Blockchain can also interact with ‘smart-contracts’ which are hard wired instructions that follow logic. For example, when ‘A’ occurs, a monetary transaction occurs, sending x money to ‘B’. This opens a world of opportunity for decentralised applications (d-apps).
The characteristics, and advantages, of blockchain systems are that it can create trust in an untrusted environment, it can allow disintermediation (skipping out ‘middle-people’), allow peer-to-peer interactions, and track ownership. These are the reasons for the hype. And REDD+ could be a perfect match for the technology. Imagine a world where every purchase has an associated carbon price, which is offset by REDD+ projects. Each tonne of carbon saved through REDD+ projects could be registered on the blockchain, and tracked by people offsetting their purchases. The technology could in theory, remove the complexities associated with polycentric governance, and allow forest owners to claim a larger share of the benefit for protecting their forests, by interacting peer-to-peer with the consumers making purchases.
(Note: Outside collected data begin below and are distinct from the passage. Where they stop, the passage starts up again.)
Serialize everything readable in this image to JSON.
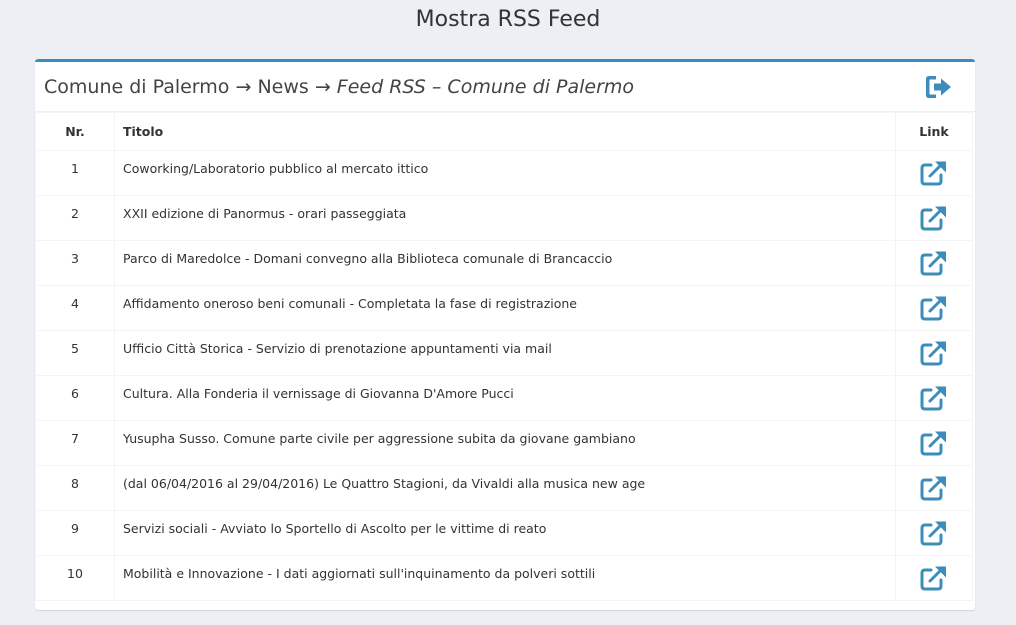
{
  "page": {
    "title": "Mostra RSS Feed"
  },
  "breadcrumb": {
    "root": "Comune di Palermo",
    "separator": "→",
    "section": "News",
    "feed": "Feed RSS – Comune di Palermo"
  },
  "icons": {
    "exit": "sign-out-icon",
    "link": "external-link-icon"
  },
  "colors": {
    "accent": "#3c8dbc",
    "background": "#ecf0f5"
  },
  "table": {
    "headers": {
      "nr": "Nr.",
      "title": "Titolo",
      "link": "Link"
    },
    "rows": [
      {
        "nr": "1",
        "title": "Coworking/Laboratorio pubblico al mercato ittico"
      },
      {
        "nr": "2",
        "title": "XXII edizione di Panormus - orari passeggiata"
      },
      {
        "nr": "3",
        "title": "Parco di Maredolce - Domani convegno alla Biblioteca comunale di Brancaccio"
      },
      {
        "nr": "4",
        "title": "Affidamento oneroso beni comunali - Completata la fase di registrazione"
      },
      {
        "nr": "5",
        "title": "Ufficio Città Storica - Servizio di prenotazione appuntamenti via mail"
      },
      {
        "nr": "6",
        "title": "Cultura. Alla Fonderia il vernissage di Giovanna D'Amore Pucci"
      },
      {
        "nr": "7",
        "title": "Yusupha Susso. Comune parte civile per aggressione subita da giovane gambiano"
      },
      {
        "nr": "8",
        "title": "(dal 06/04/2016 al 29/04/2016) Le Quattro Stagioni, da Vivaldi alla musica new age"
      },
      {
        "nr": "9",
        "title": "Servizi sociali - Avviato lo Sportello di Ascolto per le vittime di reato"
      },
      {
        "nr": "10",
        "title": "Mobilità e Innovazione - I dati aggiornati sull'inquinamento da polveri sottili"
      }
    ]
  }
}
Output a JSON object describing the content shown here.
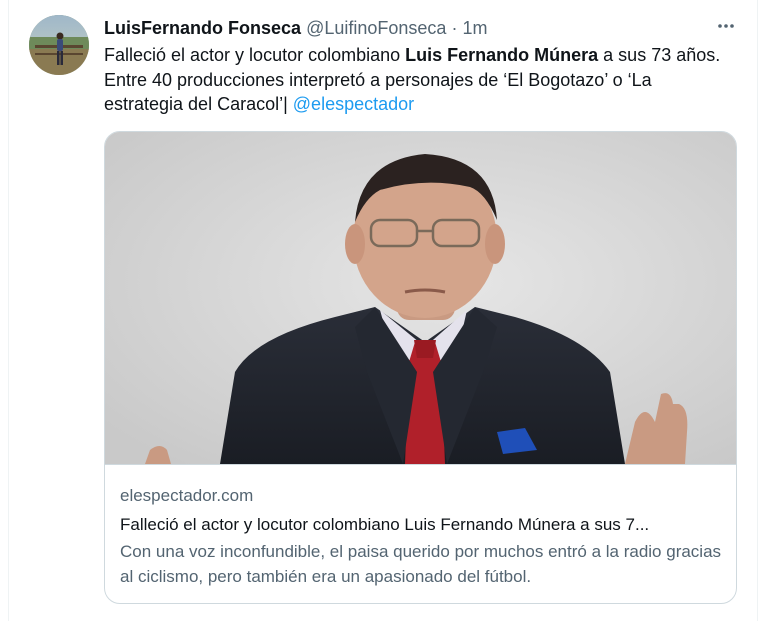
{
  "tweet": {
    "display_name": "LuisFernando Fonseca",
    "handle": "@LuifinoFonseca",
    "separator": "·",
    "time": "1m",
    "text_part1": "Falleció el actor y locutor colombiano ",
    "text_bold": "Luis Fernando Múnera",
    "text_part2": " a sus 73 años. Entre 40 producciones interpretó a personajes de ‘El Bogotazo’ o ‘La estrategia del Caracol’| ",
    "mention": "@elespectador",
    "more_icon": "more-horizontal-icon"
  },
  "card": {
    "domain": "elespectador.com",
    "title": "Falleció el actor y locutor colombiano Luis Fernando Múnera a sus 7...",
    "description": "Con una voz inconfundible, el paisa querido por muchos entró a la radio gracias al ciclismo, pero también era un apasionado del fútbol."
  },
  "colors": {
    "link": "#1d9bf0",
    "secondary_text": "#536471",
    "border": "#cfd9de"
  }
}
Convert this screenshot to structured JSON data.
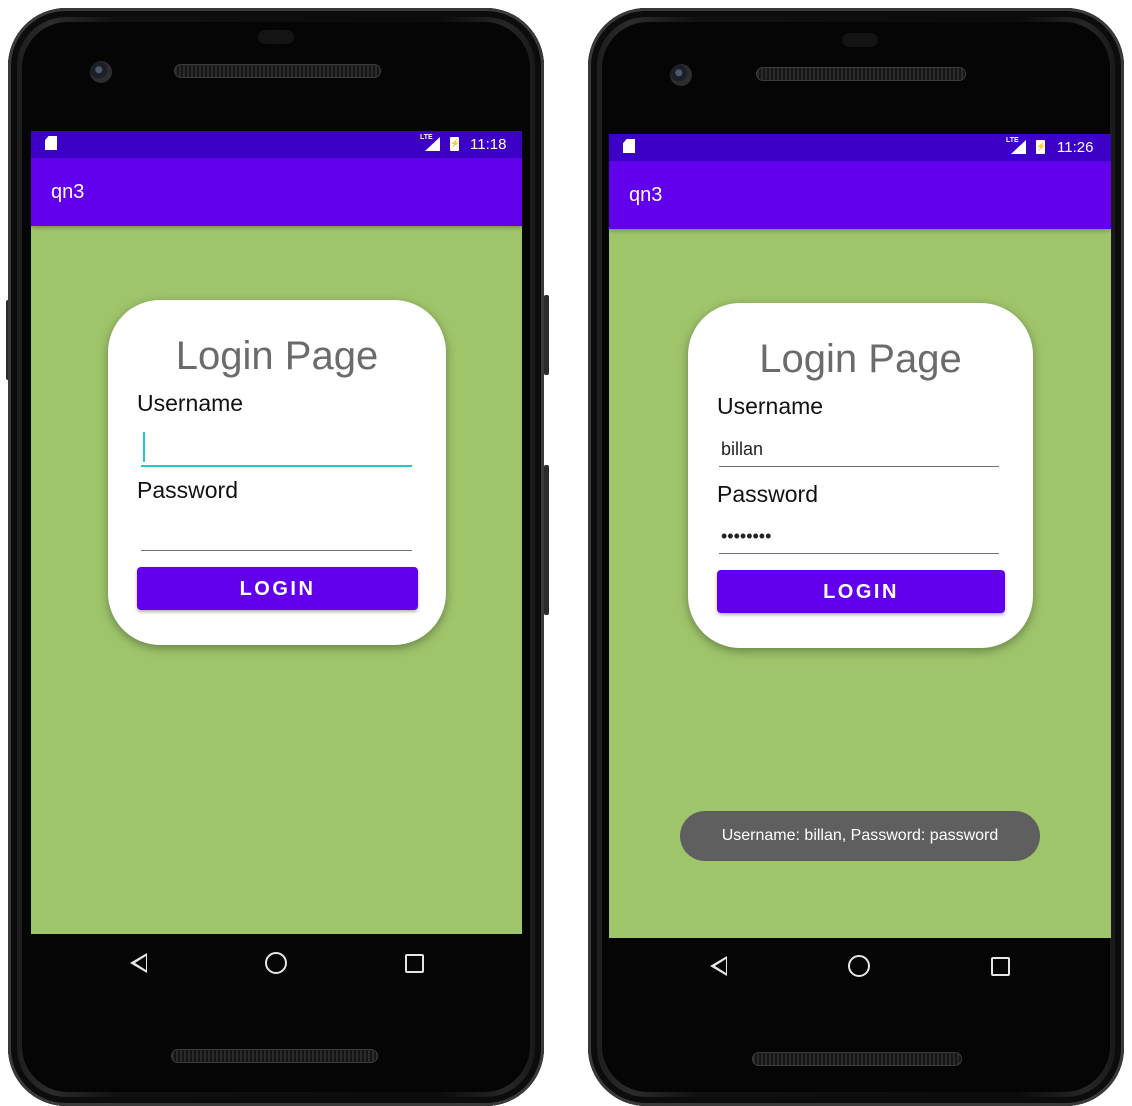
{
  "left": {
    "status": {
      "time": "11:18"
    },
    "appbar": {
      "title": "qn3"
    },
    "card": {
      "heading": "Login Page",
      "username_label": "Username",
      "username_value": "",
      "password_label": "Password",
      "password_value": "",
      "login_button": "LOGIN"
    }
  },
  "right": {
    "status": {
      "time": "11:26"
    },
    "appbar": {
      "title": "qn3"
    },
    "card": {
      "heading": "Login Page",
      "username_label": "Username",
      "username_value": "billan",
      "password_label": "Password",
      "password_value": "••••••••",
      "login_button": "LOGIN"
    },
    "toast": "Username: billan, Password: password"
  },
  "icons": {
    "status": [
      "sd-card-icon",
      "lte-signal-icon",
      "battery-charging-icon"
    ],
    "nav": [
      "back-icon",
      "home-icon",
      "recents-icon"
    ]
  },
  "colors": {
    "status_bar": "#3c00c6",
    "app_bar": "#6200ee",
    "background": "#9fc56b",
    "button": "#6200ee",
    "focus_accent": "#26c6c6",
    "toast": "#5f5f5f"
  }
}
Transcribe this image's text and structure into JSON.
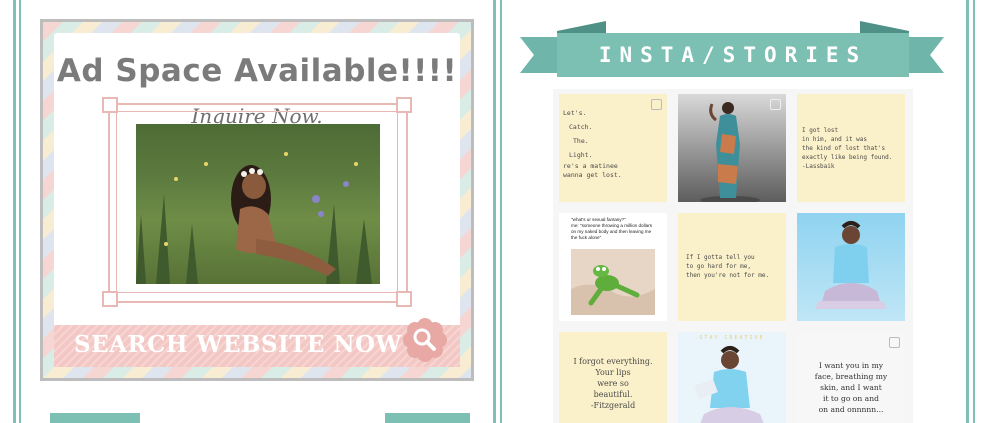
{
  "ad": {
    "title": "Ad Space Available!!!!",
    "subtitle": "Inquire Now.",
    "cta": "SEARCH WEBSITE NOW"
  },
  "insta": {
    "title": "INSTA/STORIES",
    "posts": [
      {
        "lines": [
          "Let's.",
          "Catch.",
          "The.",
          "Light.",
          "re's a matinee",
          "wanna get lost."
        ]
      },
      {
        "lines": []
      },
      {
        "lines": [
          "I got lost",
          "in him, and it was",
          "the kind of lost that's",
          "exactly like being found.",
          "-Lassbaik"
        ]
      },
      {
        "lines": [
          "\"what's ur sexual fantasy?\"",
          "me: \"someone throwing a million dollars",
          "on my naked body and then leaving me",
          "the fuck alone\""
        ]
      },
      {
        "lines": [
          "If I gotta tell you",
          "to go hard for me,",
          "then you're not for me."
        ]
      },
      {
        "lines": []
      },
      {
        "lines": [
          "I forgot everything.",
          "Your lips",
          "were so",
          "beautiful.",
          "-Fitzgerald"
        ]
      },
      {
        "lines": [
          "STAY CREATIVE"
        ]
      },
      {
        "lines": [
          "I want you in my",
          "face, breathing my",
          "skin, and I want",
          "it to go on and",
          "on and onnnnn..."
        ]
      }
    ]
  },
  "colors": {
    "teal": "#7cc0b4",
    "cream": "#faf0c9",
    "pink": "#f3c7c4"
  }
}
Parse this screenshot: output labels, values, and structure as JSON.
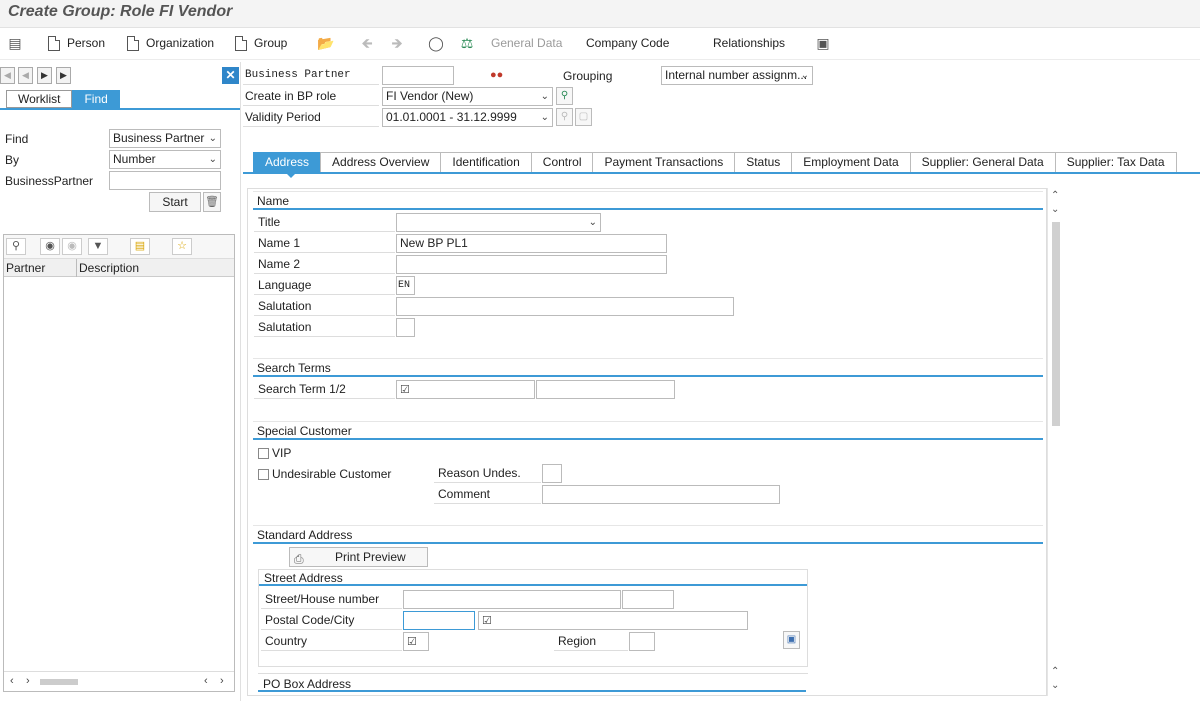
{
  "window": {
    "title": "Create Group: Role FI Vendor"
  },
  "toolbar": {
    "person": "Person",
    "organization": "Organization",
    "group": "Group",
    "general_data": "General Data",
    "company_code": "Company Code",
    "relationships": "Relationships"
  },
  "left": {
    "tabs": {
      "worklist": "Worklist",
      "find": "Find"
    },
    "find_label": "Find",
    "find_value": "Business Partner",
    "by_label": "By",
    "by_value": "Number",
    "bp_label": "BusinessPartner",
    "bp_value": "",
    "start": "Start",
    "list_columns": {
      "partner": "Partner",
      "description": "Description"
    }
  },
  "header": {
    "business_partner_label": "Business Partner",
    "business_partner_value": "",
    "grouping_label": "Grouping",
    "grouping_value": "Internal number assignm...",
    "bp_role_label": "Create in BP role",
    "bp_role_value": "FI Vendor (New)",
    "validity_label": "Validity Period",
    "validity_value": "01.01.0001 - 31.12.9999"
  },
  "tabs": [
    "Address",
    "Address Overview",
    "Identification",
    "Control",
    "Payment Transactions",
    "Status",
    "Employment Data",
    "Supplier: General Data",
    "Supplier: Tax Data"
  ],
  "name_section": {
    "heading": "Name",
    "title_label": "Title",
    "title_value": "",
    "name1_label": "Name 1",
    "name1_value": "New BP PL1",
    "name2_label": "Name 2",
    "name2_value": "",
    "language_label": "Language",
    "language_value": "EN",
    "salutation_label": "Salutation",
    "salutation_value": "",
    "salutation2_label": "Salutation",
    "salutation2_value": ""
  },
  "search_section": {
    "heading": "Search Terms",
    "term_label": "Search Term 1/2",
    "term1_value": "",
    "term2_value": ""
  },
  "special_section": {
    "heading": "Special Customer",
    "vip_label": "VIP",
    "vip_checked": false,
    "undesirable_label": "Undesirable Customer",
    "undesirable_checked": false,
    "reason_label": "Reason Undes.",
    "reason_value": "",
    "comment_label": "Comment",
    "comment_value": ""
  },
  "address_section": {
    "heading": "Standard Address",
    "print_preview": "Print Preview",
    "street_heading": "Street Address",
    "street_label": "Street/House number",
    "street_value": "",
    "house_number_value": "",
    "postal_label": "Postal Code/City",
    "postal_value": "",
    "city_value": "",
    "country_label": "Country",
    "country_value": "",
    "region_label": "Region",
    "region_value": "",
    "pobox_heading": "PO Box Address"
  },
  "colors": {
    "accent": "#3d9ad6",
    "close_button": "#2f86c9"
  }
}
It is important to be critical of new technology though, which will of course have unforeseen drawbacks and limitations. In REDD+, there are certainly aspects which blockchain cannot address. For example, whilst blockchain can help to document land rights in countries lacking formaized institutions, it cannot set those land rights in the first place. It is still up to governments to recognise rights of indigenous communities, before blockchain technology can document and protect those rights. Blockchain can also do little for some of the technical aspects of REDD+, like addressing permanence. Even if every single tree in a forest is recorded on the blockchain using its DNA, there is nothing to stop illegal loggers cutting it down and releasing all of the carbon that has been carefully preserved in the biomass over however many years. And then who is to say how those who invested in the REDD+ project would be reimbursed after their ‘carbon credits’ go up in smoke. And then there is the question of energy consumption: Bitcoin alone will be responsible for more energy consumption than Greece this year.
All of these, and more, are reasons not to always believe the hype. Or at least question the hype. There is however plenty of room for optimism, and a chance that after 13 years, REDD+ may finally be unchained.
1. Attention: fake news. This is, as you may have noticed, not a real number. We actually have no idea how many species they are home to, or how many species exist globally. It is widely acknowledged though that tropical rainforests are hotspots of biological diversity and contain millions of undiscovered species.
2. Stern (2006). Stern Review: The Economics of Climate Change.
3. Eliasch (2008). The Eliasch Review. Climate Change: Financing Global Forests.
4. Fletcher et al. (2016). Questioning REDD+ and the future of market-based conservation. Conservation Biology.
5. Redford et al. (2013) Fads, Funding, and Forgetting in Three Decades of Conservation. Conservation Biology.